Pourquoi avoir ouvert un restaurant palestinien ?
R. T. : Je suis née en France de deux parents palestiniens, mon père est un réfugié de la Nakba originaire de Jaffa, ma mère de Jérusalem. J’ai passé huit ans en Jordanie afin de rejoindre ma famille. J’ai la Palestine qui coule dans mes veines : un mélange de Jaffa, d’Hébron et de Jérusalem. Je n’ai pas grandi sur ces terres mais… de ma mère, de mes tantes, de mes grands-mères j’ai hérité de ce que la Palestine a de plus beau : son histoire, sa culture, ses traditions, sa cuisine… À mon retour en 2013, j’ai voulu transmettre en France l’héritage que j’avais reçu en termes de gastronomie et de cuisine palestinienne (et la culture) et de plus, je me suis aperçue qu’il n’existait pas de lieu propre à la Palestine en France. J’ai constaté qu’il n’y avait aucun blog ou site dédié à la cuisine palestinienne en français mais aussi, que la scène artistique palestinienne était totalement méconnue.
J’ai voulu créer un lieu ou gastronomie, art et culture palestiniennes se côtoieraient.
C’est un projet ambitieux, cela n’a sans doute pas été facile…
R. T. : J’ai d’abord créé un blog Les Petits Plats Palestiniens de Rania, afin de partager et faire découvrir la cuisine de mon pays. J’ai été suivie par une ONG aidant les porteurs de projets. Pendant six mois j’ai eu l’occasion, entre autres, de rencontrer des entrepreneurs et des étudiants de l’ESSEC. Ensuite, encouragée par la communauté, j’ai lancé sur les réseaux sociaux, une campagne de financement participatif qui a été rapidement un succès.

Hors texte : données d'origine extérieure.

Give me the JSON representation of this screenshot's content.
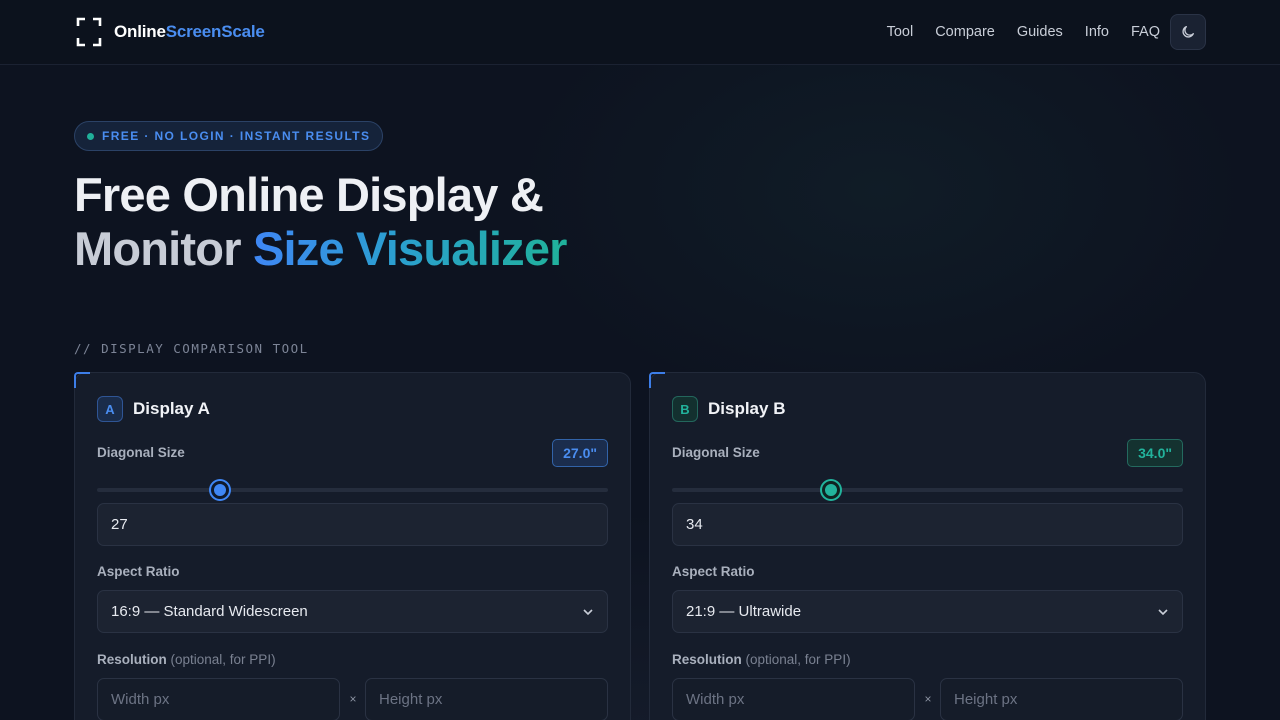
{
  "header": {
    "brand_part1": "Online",
    "brand_part2": "ScreenScale",
    "nav": [
      "Tool",
      "Compare",
      "Guides",
      "Info",
      "FAQ"
    ],
    "theme_icon": "moon-icon"
  },
  "hero": {
    "badge": "FREE · NO LOGIN · INSTANT RESULTS",
    "title_line1": "Free Online Display &",
    "title_line2_plain": "Monitor ",
    "title_line2_gradient": "Size Visualizer"
  },
  "section_label": "// DISPLAY COMPARISON TOOL",
  "displays": [
    {
      "letter": "A",
      "title": "Display A",
      "diagonal_label": "Diagonal Size",
      "diagonal_chip": "27.0\"",
      "slider_fraction": 0.241,
      "diagonal_value": "27",
      "aspect_label": "Aspect Ratio",
      "aspect_value": "16:9 — Standard Widescreen",
      "resolution_label": "Resolution",
      "resolution_hint": "(optional, for PPI)",
      "width_placeholder": "Width px",
      "height_placeholder": "Height px",
      "times": "×",
      "accent": "#3f87f5"
    },
    {
      "letter": "B",
      "title": "Display B",
      "diagonal_label": "Diagonal Size",
      "diagonal_chip": "34.0\"",
      "slider_fraction": 0.311,
      "diagonal_value": "34",
      "aspect_label": "Aspect Ratio",
      "aspect_value": "21:9 — Ultrawide",
      "resolution_label": "Resolution",
      "resolution_hint": "(optional, for PPI)",
      "width_placeholder": "Width px",
      "height_placeholder": "Height px",
      "times": "×",
      "accent": "#22b39c"
    }
  ]
}
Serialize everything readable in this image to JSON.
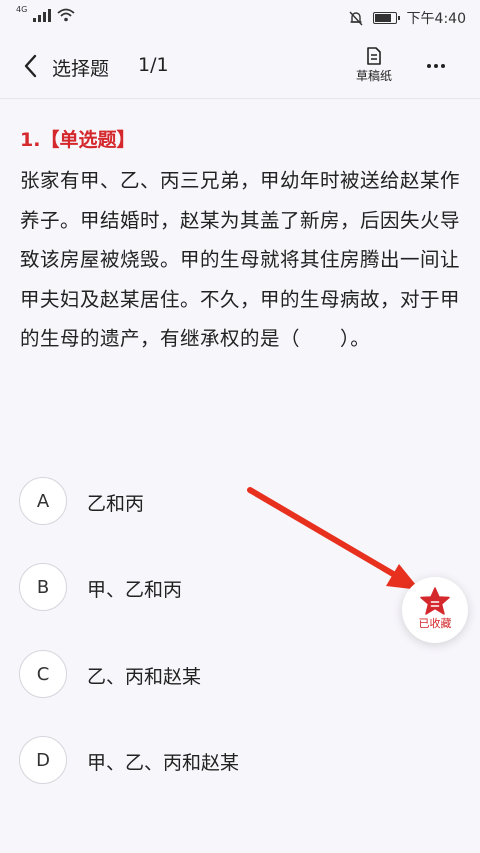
{
  "status_bar": {
    "network": "4G",
    "time": "下午4:40",
    "battery_level": 0.85
  },
  "nav": {
    "title": "选择题",
    "page_count": "1/1",
    "draft_label": "草稿纸"
  },
  "question": {
    "type_label": "1.【单选题】",
    "text": "张家有甲、乙、丙三兄弟，甲幼年时被送给赵某作养子。甲结婚时，赵某为其盖了新房，后因失火导致该房屋被烧毁。甲的生母就将其住房腾出一间让甲夫妇及赵某居住。不久，甲的生母病故，对于甲的生母的遗产，有继承权的是（　　）。"
  },
  "options": [
    {
      "letter": "A",
      "text": "乙和丙"
    },
    {
      "letter": "B",
      "text": "甲、乙和丙"
    },
    {
      "letter": "C",
      "text": "乙、丙和赵某"
    },
    {
      "letter": "D",
      "text": "甲、乙、丙和赵某"
    }
  ],
  "favorite": {
    "label": "已收藏",
    "color": "#d4282c"
  },
  "colors": {
    "accent": "#d4282c",
    "background": "#f7f6fb"
  }
}
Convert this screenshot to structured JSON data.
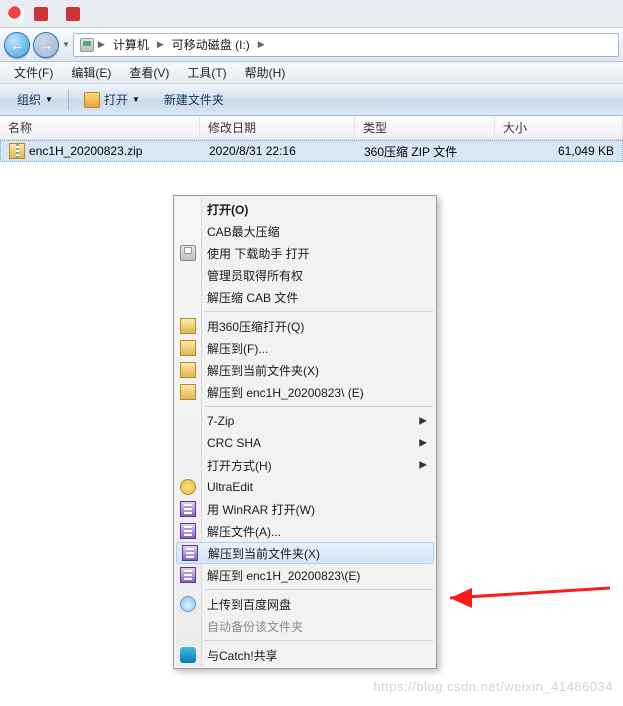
{
  "tabs": [
    {
      "label": ""
    },
    {
      "label": ""
    }
  ],
  "breadcrumb": {
    "segments": [
      "计算机",
      "可移动磁盘 (I:)"
    ]
  },
  "menubar": {
    "file": "文件(F)",
    "edit": "编辑(E)",
    "view": "查看(V)",
    "tools": "工具(T)",
    "help": "帮助(H)"
  },
  "toolbar": {
    "organize": "组织",
    "open": "打开",
    "new_folder": "新建文件夹"
  },
  "columns": {
    "name": "名称",
    "date": "修改日期",
    "type": "类型",
    "size": "大小"
  },
  "file": {
    "name": "enc1H_20200823.zip",
    "date": "2020/8/31 22:16",
    "type": "360压缩 ZIP 文件",
    "size": "61,049 KB"
  },
  "ctx": {
    "open": "打开(O)",
    "cab_max": "CAB最大压缩",
    "dlassist": "使用 下载助手 打开",
    "admin_own": "管理员取得所有权",
    "extract_cab": "解压缩 CAB 文件",
    "open_360": "用360压缩打开(Q)",
    "extract_to": "解压到(F)...",
    "extract_here_360": "解压到当前文件夹(X)",
    "extract_named": "解压到 enc1H_20200823\\ (E)",
    "seven_zip": "7-Zip",
    "crc_sha": "CRC SHA",
    "open_with": "打开方式(H)",
    "ultraedit": "UltraEdit",
    "winrar_open": "用 WinRAR 打开(W)",
    "winrar_files": "解压文件(A)...",
    "winrar_here": "解压到当前文件夹(X)",
    "winrar_named": "解压到 enc1H_20200823\\(E)",
    "baidu_upload": "上传到百度网盘",
    "auto_backup": "自动备份该文件夹",
    "catch_share": "与Catch!共享"
  },
  "watermark": "https://blog.csdn.net/weixin_41486034"
}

Le lieu s’appelle Ardi ce qui signifie « Ma Terre » en arabe. Mais ce n’est pas simplement un restaurant. En fait c’est un lieu qui porte la culture palestinienne sous tous ses aspects, c’est un concept store palestinien. Cela veut dire qu’on y retrouve divers aspects de la culture palestinienne : bien sûr la cuisine, mais aussi l’artisanat, la lecture, la musique et tous les domaines de l’art.
Et ça marche, malgré la pandémie ?
R. T. : Le lieu est ouvert depuis l’été 2020 et il est désormais connu. Il a eu immédiatement un grand succès car ma communauté sur les réseaux sociaux a suivi le projet de l’idée à sa concrétisation. Aujourd’hui c’est plus difficile, ma clientèle est à la base une clientèle du soir et du week-end, car elle ne vient pas seulement manger, elle vient vivre l’expérience Ardi, j’ai donc fermé mon établissement plus de quatre mois, à l’annonce des fermetures administratives pour les restaurants.

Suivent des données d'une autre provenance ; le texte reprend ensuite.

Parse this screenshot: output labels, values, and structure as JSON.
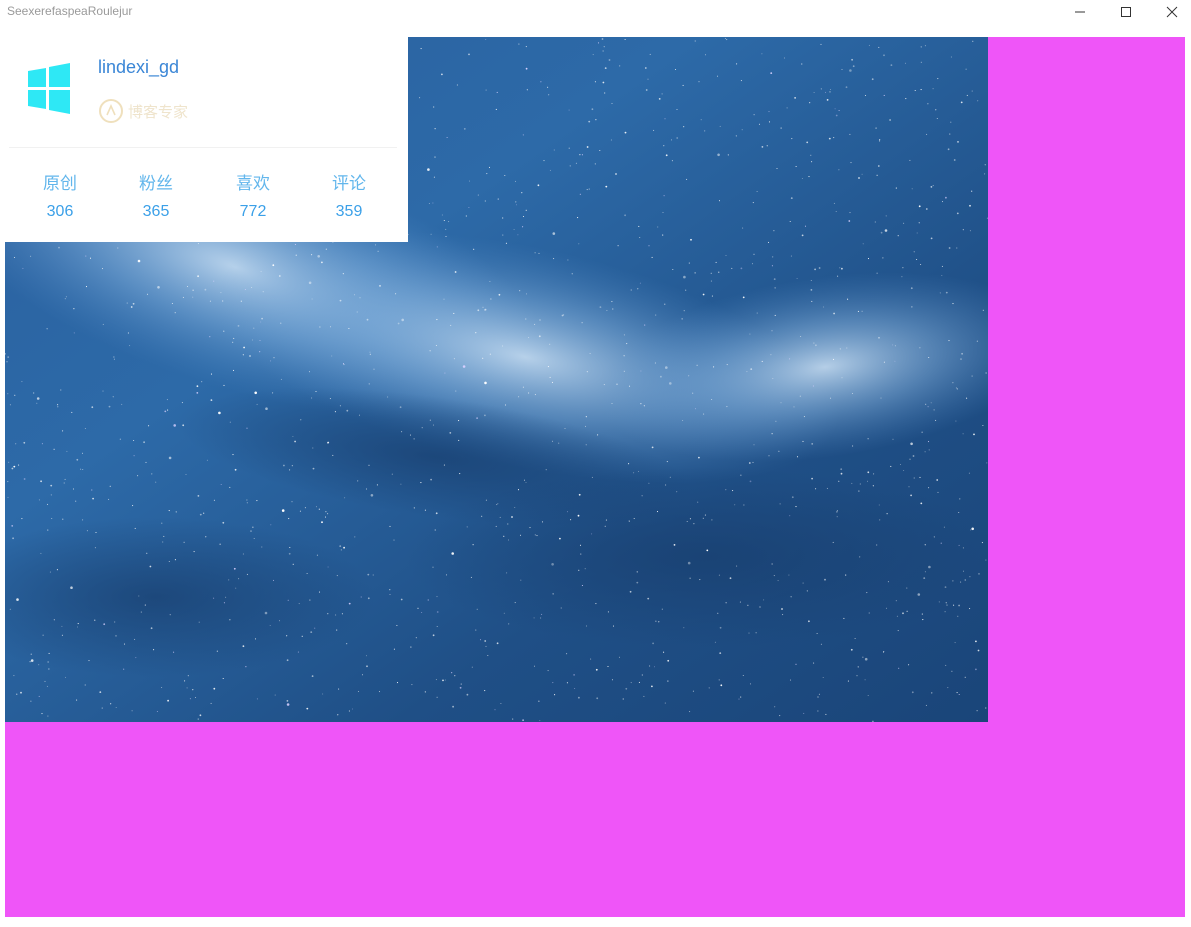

J’ai tenté sans grande conviction une réouverture avec vente à emporter il y a trois semaines, et, à mon grand étonnement, les gens viennent acheter des petits plats palestiniens et repartent heureux !
En quoi la cuisine palestinienne est-elle unique ?

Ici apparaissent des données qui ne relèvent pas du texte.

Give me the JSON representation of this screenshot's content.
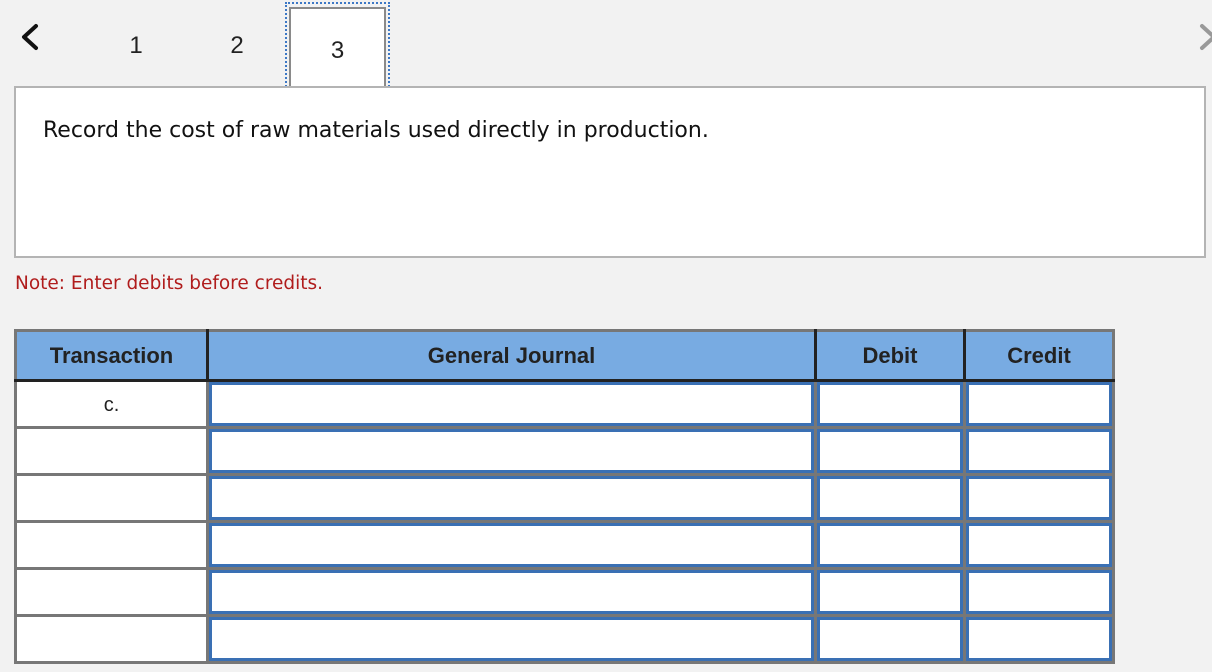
{
  "nav": {
    "prev_icon": "chevron-left-icon",
    "next_icon": "chevron-right-icon",
    "tabs": [
      {
        "label": "1",
        "active": false
      },
      {
        "label": "2",
        "active": false
      },
      {
        "label": "3",
        "active": true
      }
    ]
  },
  "question": {
    "text": "Record the cost of raw materials used directly in production."
  },
  "note": "Note: Enter debits before credits.",
  "journal": {
    "headers": [
      "Transaction",
      "General Journal",
      "Debit",
      "Credit"
    ],
    "rows": [
      {
        "transaction": "c.",
        "account": "",
        "debit": "",
        "credit": ""
      },
      {
        "transaction": "",
        "account": "",
        "debit": "",
        "credit": ""
      },
      {
        "transaction": "",
        "account": "",
        "debit": "",
        "credit": ""
      },
      {
        "transaction": "",
        "account": "",
        "debit": "",
        "credit": ""
      },
      {
        "transaction": "",
        "account": "",
        "debit": "",
        "credit": ""
      },
      {
        "transaction": "",
        "account": "",
        "debit": "",
        "credit": ""
      }
    ]
  },
  "colors": {
    "header_bg": "#78abe2",
    "input_border": "#3a70b4",
    "note_text": "#b01c1c",
    "focus_outline": "#3d78c5"
  }
}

Quels en sont les plats emblématiques ?
R. T. : Dans le monde arabe, il existe bien des recettes communes et la cuisine plus connue est certainement la cuisine libanaise. La cuisine palestinienne est étonnante, extrêmement riche, colorée, variée et très saine. Elle fait une grande place aux ragoûts et au riz, nous consommons aussi beaucoup de fruits et de légumes.
Des épices incontournables aussi bien sûr comme le zaatar, un mélange d’épices (thym, origan, sésame et sumac le plus souvent) qu’on a tous les jours à notre table ; le sumac qui donne à nos plats un côté citronné mais aussi la cardamome ou la cannelle. Dans les desserts, l’eau de fleur d’oranger et l’eau de rose sont incontournables ainsi que le mastic et le mahalab, une amande extraite de cerises sauvages.
Le plat traditionnel, c’est le musakhan, un pain plat légèrement épais qu’on appelle taboun qui est cuit dans un four souterrain sur des pierres. On y met énormément d’oignons revenus dans de l’huile d’olive avec du sumac et des morceaux de poulet. On a aussi le makloubeh, qui ressemble à une espèce de gâteau salé avec des strates de viande, d’aubergines, de pommes de terre et de riz épicé et on est également les champions du monde des légumes farcis. Côté sucré, le knafeh se présente avec de la pâte filo broyée revenue dans du beurre clarifié à laquelle on ajoute du fromage de Naplouse, des pistaches et du sirop pour un dessert sucré salé qui se mange chaud.
De façon générale, c’est important la cuisine ?
Quelle place dans la culture ?
R. T. : J’ai toujours été fascinée par ce qui touche à mes origines. La cuisine, est un élément essentiel de la culture au même titre que la musique, la littérature… C’est un marqueur identitaire fort. C’est le symbole d’une appartenance et d’un art de vivre propre à sa population. Ce sont des traditions qui se perpétuent et se partagent. C’est le partage qui fait vivre, qui donne l’espoir et qui lutte contre l’oubli.
En quoi c’est particulièrement important concernant la Palestine ?
R. T. : La cuisine palestinienne est d’abord ce qui rythme et décrit la vie des Palestiniens du matin au soir. Elle les accompagne dans leur quotidien, des jours de fêtes aux jours les plus sombres. On se retrouve en famille ou avec des amis, on partage un moment, on est souvent nombreux autour de la table. La notion de partage est pour moi essentielle, c’est pourquoi j’organise des cours de cuisine palestinienne. Je délivre des recettes et des conseils, des secrets de cuisine. Je voudrais que tout le monde dise : « Ce soir, je cuisine palestinien ! ».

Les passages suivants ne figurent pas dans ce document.